Thursday, April 28, 2016

From Inclusive Left To Excluding Right


Colombo Telegraph
By Charles Ponnuthurai Sarvan –April 28, 2016
Prof. Charles Sarvan
Prof. Charles Sarvan
Lilies, if they fester, smell far worse than weeds ~ (From Shakespeare’s sonnet, No. 94)
The caption above is derived from, and relates to, a book by Daniel Oppenheimer titled Exit Right: the People Who Left the Left and Reshaped the American Century. Oppenheimer studies the character and career of six apostates, individuals who left the visionary politics of the Left and moved to the extreme right. Where did they start off from, and where did they end? Why did they change belief, values and commitment? What were the consequences? To cite one case, David Horowitz, once in the New Left movement, son of members of the Communist Party, came to recognise and champion his Jewish identity. He’s now, among other things, director of a website that tracks individuals and organisations on the political left; opposes ‘political correctness’ and left-orientation in academia; is unsympathetic to the suffering of Africans under the slave trade, claiming that Africans and Arabs are as much complicit, and is fiercely anti-Islam. “There’s no zealot like a convert” applies as much in politics and public life as it does in religion.

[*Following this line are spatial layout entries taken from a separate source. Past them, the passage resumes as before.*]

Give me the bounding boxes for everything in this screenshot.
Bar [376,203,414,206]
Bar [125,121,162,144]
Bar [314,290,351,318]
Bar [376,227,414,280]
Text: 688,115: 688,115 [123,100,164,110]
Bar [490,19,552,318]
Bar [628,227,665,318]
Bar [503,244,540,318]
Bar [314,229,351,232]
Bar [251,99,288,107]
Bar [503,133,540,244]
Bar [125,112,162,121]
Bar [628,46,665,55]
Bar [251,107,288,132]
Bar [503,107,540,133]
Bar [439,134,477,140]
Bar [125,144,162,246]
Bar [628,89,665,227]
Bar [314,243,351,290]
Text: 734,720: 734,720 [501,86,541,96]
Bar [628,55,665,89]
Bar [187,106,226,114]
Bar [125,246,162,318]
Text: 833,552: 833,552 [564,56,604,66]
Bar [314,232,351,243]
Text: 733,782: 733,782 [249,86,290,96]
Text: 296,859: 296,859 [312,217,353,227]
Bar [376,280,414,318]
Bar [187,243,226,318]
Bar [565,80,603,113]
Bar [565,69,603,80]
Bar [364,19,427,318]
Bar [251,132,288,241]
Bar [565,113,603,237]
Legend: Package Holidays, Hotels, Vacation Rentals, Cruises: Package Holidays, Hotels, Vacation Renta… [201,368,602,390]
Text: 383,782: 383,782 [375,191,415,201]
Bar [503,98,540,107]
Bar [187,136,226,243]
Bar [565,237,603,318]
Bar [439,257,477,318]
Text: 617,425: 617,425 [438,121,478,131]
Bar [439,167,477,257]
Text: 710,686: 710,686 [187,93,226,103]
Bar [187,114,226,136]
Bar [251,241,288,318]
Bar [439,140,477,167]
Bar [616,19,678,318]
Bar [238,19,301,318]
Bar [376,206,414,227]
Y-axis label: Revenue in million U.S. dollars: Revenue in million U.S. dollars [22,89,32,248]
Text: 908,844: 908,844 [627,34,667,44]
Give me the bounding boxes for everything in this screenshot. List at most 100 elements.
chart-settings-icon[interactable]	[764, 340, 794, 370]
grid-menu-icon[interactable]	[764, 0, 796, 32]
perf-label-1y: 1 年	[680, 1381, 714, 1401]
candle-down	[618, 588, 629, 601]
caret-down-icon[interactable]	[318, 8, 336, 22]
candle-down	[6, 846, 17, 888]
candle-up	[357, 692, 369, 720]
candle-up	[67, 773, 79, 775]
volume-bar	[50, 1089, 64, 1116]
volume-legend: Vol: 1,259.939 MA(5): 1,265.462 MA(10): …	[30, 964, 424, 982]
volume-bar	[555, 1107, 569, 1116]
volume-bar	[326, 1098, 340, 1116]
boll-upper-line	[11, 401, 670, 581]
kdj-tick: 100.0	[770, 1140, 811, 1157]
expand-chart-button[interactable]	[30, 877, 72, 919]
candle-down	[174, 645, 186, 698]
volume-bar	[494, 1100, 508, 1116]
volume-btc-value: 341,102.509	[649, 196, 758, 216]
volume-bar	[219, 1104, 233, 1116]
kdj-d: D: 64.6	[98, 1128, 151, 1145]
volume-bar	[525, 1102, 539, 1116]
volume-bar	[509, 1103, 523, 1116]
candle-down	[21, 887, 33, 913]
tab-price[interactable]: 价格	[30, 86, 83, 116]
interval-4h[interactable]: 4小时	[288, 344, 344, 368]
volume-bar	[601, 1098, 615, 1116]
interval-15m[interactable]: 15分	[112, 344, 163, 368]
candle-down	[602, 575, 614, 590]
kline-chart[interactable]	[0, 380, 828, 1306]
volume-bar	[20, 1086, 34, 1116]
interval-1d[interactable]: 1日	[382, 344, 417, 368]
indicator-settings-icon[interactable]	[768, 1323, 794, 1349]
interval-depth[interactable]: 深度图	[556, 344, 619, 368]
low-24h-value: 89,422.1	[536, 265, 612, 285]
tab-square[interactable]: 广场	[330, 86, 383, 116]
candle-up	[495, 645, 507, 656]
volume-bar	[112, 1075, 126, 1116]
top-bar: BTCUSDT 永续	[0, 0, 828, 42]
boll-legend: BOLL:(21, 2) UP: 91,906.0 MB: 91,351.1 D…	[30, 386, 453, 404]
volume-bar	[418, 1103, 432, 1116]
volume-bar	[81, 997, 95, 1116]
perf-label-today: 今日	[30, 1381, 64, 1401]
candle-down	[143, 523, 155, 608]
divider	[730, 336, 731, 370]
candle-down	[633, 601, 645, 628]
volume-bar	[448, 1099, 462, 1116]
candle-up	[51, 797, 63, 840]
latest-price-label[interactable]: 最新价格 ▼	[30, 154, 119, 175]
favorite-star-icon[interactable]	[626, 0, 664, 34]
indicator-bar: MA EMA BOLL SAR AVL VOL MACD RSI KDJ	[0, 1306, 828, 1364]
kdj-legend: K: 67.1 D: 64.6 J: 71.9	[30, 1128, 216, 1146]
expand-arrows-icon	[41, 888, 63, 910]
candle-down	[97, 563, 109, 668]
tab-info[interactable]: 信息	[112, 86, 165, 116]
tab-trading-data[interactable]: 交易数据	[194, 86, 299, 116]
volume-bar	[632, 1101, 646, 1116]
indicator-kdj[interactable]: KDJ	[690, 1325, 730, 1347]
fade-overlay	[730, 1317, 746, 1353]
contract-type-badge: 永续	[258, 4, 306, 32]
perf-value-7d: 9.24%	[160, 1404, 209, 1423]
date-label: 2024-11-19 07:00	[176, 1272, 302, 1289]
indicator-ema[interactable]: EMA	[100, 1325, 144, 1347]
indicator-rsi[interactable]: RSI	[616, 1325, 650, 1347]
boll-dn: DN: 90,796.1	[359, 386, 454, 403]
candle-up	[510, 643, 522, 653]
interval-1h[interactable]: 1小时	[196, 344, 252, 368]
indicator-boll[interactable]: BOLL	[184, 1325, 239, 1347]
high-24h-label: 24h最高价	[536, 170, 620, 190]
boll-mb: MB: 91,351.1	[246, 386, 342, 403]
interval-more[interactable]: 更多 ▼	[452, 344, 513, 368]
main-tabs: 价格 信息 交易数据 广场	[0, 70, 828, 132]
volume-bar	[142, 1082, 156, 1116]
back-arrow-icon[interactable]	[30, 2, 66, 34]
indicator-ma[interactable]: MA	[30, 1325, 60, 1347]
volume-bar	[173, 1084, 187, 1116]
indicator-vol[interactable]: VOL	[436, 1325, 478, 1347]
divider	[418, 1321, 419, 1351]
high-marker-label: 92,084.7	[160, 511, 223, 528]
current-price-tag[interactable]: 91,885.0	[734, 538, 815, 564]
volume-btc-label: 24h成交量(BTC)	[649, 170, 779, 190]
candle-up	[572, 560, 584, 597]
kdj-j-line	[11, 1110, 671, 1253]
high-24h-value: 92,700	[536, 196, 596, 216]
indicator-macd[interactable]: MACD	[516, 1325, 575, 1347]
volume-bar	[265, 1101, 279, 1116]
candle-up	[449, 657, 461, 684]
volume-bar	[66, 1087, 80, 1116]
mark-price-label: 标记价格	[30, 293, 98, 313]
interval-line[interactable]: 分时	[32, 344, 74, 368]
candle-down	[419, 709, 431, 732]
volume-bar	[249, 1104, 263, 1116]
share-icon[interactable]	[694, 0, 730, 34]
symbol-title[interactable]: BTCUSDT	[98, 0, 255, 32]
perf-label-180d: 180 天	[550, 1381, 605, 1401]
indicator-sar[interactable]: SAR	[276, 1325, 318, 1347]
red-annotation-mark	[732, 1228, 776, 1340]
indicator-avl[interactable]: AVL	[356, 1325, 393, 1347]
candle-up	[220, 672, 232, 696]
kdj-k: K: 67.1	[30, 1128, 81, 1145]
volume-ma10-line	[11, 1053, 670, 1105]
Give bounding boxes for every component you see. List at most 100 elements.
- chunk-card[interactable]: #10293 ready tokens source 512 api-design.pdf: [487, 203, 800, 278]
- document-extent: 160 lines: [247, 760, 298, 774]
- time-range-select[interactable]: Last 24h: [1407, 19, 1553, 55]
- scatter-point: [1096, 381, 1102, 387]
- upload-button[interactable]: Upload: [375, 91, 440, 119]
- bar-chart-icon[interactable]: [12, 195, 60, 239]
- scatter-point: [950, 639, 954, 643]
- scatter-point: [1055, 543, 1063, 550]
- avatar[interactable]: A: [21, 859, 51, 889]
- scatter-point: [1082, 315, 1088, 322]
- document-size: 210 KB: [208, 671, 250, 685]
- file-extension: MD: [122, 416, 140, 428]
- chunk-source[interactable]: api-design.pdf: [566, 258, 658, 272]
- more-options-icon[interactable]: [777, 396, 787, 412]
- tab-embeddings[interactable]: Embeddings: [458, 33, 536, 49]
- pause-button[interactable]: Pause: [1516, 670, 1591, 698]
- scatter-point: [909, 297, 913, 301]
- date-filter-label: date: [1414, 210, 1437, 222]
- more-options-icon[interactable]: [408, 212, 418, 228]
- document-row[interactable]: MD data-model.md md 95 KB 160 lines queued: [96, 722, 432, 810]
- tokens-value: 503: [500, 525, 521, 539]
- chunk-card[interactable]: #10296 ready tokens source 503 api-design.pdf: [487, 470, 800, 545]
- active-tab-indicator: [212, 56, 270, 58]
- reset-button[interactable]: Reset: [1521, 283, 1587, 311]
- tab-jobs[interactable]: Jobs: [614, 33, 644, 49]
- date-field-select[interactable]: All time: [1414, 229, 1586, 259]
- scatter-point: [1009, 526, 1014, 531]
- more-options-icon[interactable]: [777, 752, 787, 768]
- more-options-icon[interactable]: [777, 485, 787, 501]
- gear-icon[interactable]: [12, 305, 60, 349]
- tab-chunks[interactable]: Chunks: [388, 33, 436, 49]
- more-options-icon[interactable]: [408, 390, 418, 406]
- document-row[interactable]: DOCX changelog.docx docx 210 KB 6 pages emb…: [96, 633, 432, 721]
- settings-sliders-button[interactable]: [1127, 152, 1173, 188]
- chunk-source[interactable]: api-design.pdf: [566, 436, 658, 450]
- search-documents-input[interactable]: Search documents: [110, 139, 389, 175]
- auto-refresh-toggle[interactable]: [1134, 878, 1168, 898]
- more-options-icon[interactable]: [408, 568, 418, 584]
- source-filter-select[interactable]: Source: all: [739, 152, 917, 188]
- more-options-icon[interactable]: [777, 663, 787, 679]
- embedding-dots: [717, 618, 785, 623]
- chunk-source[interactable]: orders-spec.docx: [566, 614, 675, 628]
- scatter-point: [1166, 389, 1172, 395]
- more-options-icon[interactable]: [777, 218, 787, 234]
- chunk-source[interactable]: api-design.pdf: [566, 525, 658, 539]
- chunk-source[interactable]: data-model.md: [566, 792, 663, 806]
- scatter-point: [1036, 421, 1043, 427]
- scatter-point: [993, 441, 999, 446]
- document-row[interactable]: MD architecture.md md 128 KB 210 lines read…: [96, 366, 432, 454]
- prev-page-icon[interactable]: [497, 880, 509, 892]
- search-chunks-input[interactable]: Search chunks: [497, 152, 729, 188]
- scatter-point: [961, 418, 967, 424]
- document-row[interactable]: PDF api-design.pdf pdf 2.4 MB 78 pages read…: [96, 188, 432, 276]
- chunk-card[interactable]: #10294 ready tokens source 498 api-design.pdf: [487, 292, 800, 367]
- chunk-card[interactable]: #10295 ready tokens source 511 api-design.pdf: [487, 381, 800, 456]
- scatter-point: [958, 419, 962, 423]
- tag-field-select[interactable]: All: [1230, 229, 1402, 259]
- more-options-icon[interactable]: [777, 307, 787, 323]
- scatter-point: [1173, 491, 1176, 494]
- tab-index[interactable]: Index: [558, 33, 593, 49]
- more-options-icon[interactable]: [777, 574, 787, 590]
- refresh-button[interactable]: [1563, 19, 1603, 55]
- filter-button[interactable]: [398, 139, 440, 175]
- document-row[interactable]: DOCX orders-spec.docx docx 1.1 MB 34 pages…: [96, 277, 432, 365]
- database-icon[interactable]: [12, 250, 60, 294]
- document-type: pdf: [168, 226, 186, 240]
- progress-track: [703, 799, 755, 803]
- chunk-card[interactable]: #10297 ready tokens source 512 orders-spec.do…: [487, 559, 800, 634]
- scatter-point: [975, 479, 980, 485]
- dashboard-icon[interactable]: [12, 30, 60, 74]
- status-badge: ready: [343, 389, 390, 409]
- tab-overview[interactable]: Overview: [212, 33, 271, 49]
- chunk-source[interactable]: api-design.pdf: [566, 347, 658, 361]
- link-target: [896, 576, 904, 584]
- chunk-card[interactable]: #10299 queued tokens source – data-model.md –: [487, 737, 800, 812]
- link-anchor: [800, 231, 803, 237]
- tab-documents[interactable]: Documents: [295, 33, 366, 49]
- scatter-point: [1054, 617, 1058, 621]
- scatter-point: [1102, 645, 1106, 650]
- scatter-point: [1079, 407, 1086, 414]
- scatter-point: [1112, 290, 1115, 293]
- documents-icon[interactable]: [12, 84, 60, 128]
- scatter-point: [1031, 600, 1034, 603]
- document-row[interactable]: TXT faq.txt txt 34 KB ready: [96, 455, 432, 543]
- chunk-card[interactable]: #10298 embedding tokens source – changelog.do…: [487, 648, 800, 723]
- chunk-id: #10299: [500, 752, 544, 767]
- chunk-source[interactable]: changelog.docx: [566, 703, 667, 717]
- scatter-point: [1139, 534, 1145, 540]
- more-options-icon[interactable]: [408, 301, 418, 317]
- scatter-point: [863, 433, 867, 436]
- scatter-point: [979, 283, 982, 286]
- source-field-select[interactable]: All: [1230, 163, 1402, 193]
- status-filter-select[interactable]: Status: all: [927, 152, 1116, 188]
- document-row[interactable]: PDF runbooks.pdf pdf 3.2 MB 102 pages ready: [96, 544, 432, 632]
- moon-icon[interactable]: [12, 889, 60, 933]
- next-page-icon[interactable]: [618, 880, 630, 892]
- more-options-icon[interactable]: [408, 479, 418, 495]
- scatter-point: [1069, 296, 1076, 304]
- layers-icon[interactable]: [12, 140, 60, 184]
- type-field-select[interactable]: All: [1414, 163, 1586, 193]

Very often, discussion is at cross-purposes because crucial terms are not defined. Working towards a clarification of ‘socialism’, I suggest that though the concept has political and social implications, its foundation is a certain approach to economic organisation and control. The emphasis being on economic structure, socialists see society along the horizontal lines of class. While Moslems, Sinhalese and Tamils (alphabetical order) or Buddhists, Christians, Hindus and Moslems can, and do, belong to the upper, middle and working classes, a vertical division would categorise individuals according to ‘race’, religion or skin-colour – irrespective of individual income – and place them in different, mutually-excluding, categories. (Caste can be said to have both the horizontal and vertical axes but is not relevant to the present exploration.) Thus, racism and socialism cannot co-exist; a ‘racist’ cannot be a socialist, though some fondly and determinedly make that claim: it’s remarkable how we human beings easily accommodate, and comfortably live with, contradiction. The Nazis labelled themselves National Socialists but had nothing to do with socialism. On the contrary, they exterminated the socialists they could get their hands on.